野麦イササ、民謡はほぼすべて口伝の芸能です。僕が叔父の記録したカセットテープから唄を覚えて、野麦の方から直接習った踊りをまた知らない誰かに伝えていくだけです。この集落でしか踊られていなかった芸能。神さまへの奉納と先祖供養の踊りですが、誰かに見せるというよりは自分たちの幸せと楽しみのためだけにあった芸能だと思います。日本中、世界中にあるこういう小さな芸能文化は人がいなくなれば失われていくものです。仕方ない面はあります。でも僕は野麦の人々のかつての営みから生まれたこの芸能に出会ってしまった。出会った僕らが、唄や踊りを残していけるなら、過去は人間らしさを伴って未来に繋がっていく気がするのです。一人でも唄えたら、残っていきますからね。
野麦の唄は 笹の葉イササ 一人唄えば 忘れじの
飛騨のイベント職人、石田さんと、山際さんが作ったお風呂。ドラム缶風呂は、山の水を蒔で沸かします。昼の木蔭の下でお風呂、最高でした。
満天の星、夜の野麦は15度。寒いぐらいです。昼の熱がアスファルトにたまって道路に寝っころぶと温かくて気持ちいいんです。願い事をするのを忘れるぐらい、何度も流れ星を見ました。
今後、どうしていこうかと、高嶋くんともよく話します。自分はどうしたいんだろうなって。

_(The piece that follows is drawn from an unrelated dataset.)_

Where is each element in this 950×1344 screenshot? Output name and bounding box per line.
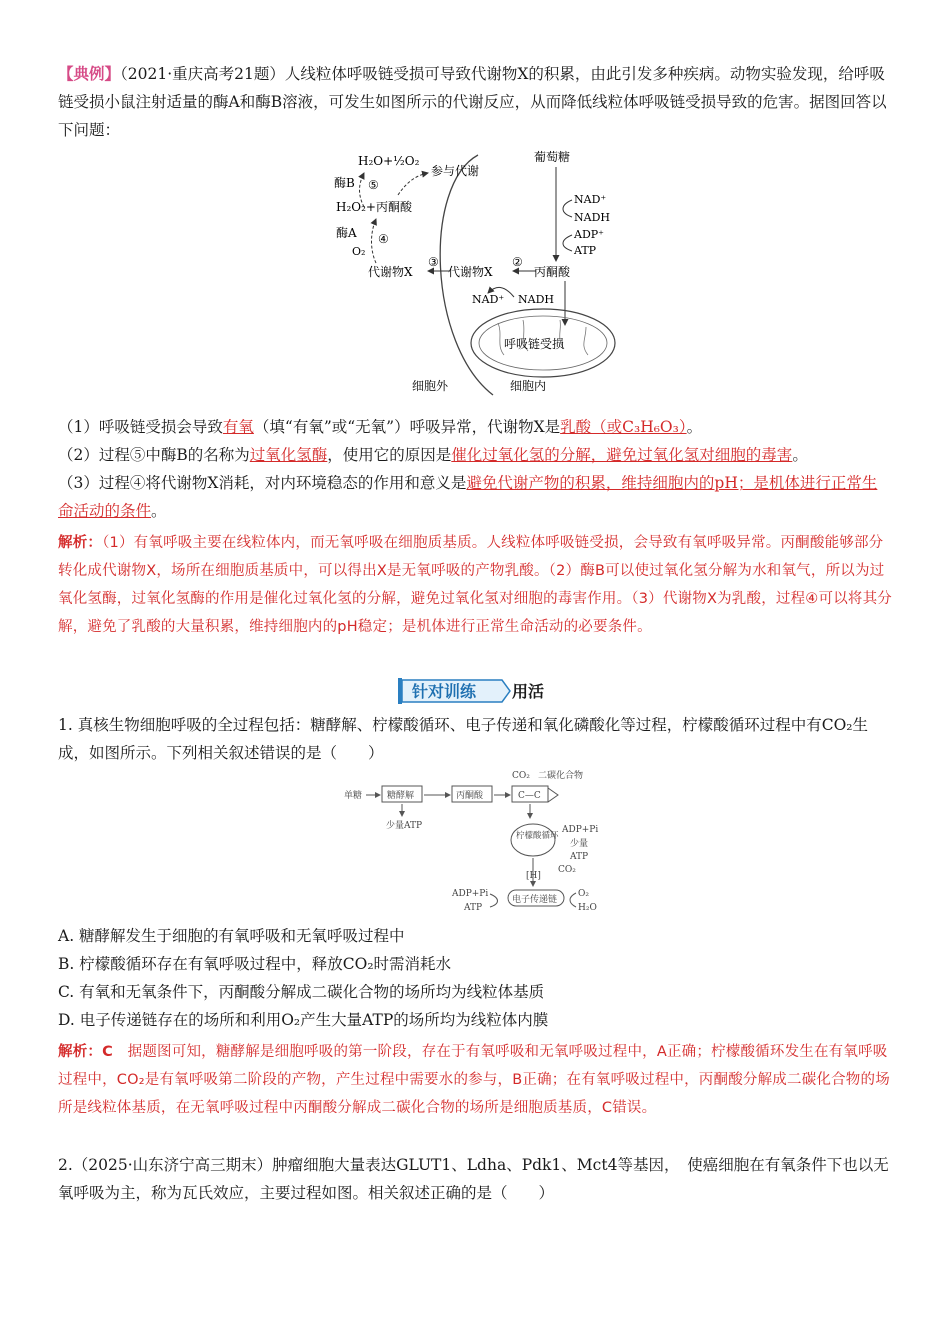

僕がここに来る理由は、野麦学舎を保存したいためでもあるし、出会った民謡・野麦イササの口伝のためでもあるし、それが自分の表現にも繋がるからだと思います。とにかく覚えなければいけない民謡がまだ沢山あります。祭りごとで忙しくて、戦争なんかしてる暇がない世界がいいな。唄を覚えようよ。櫓を立てようよ。
野麦学舎は山奥の小さな校舎なので、キャパ的な限界もあります。たくさんの人に来てもらいたい気持ちはありますが、それよりも年間を通して(冬季は雪で難しいですが)様々な人がそれぞれのタイミングで野麦を訪れ関わってくれることが一番いいんだなと思います。夏はとにかく涼しいです。来年の作品作りはここでやろうかな。星空を眺めながら。
いつの日か野麦へ来てください。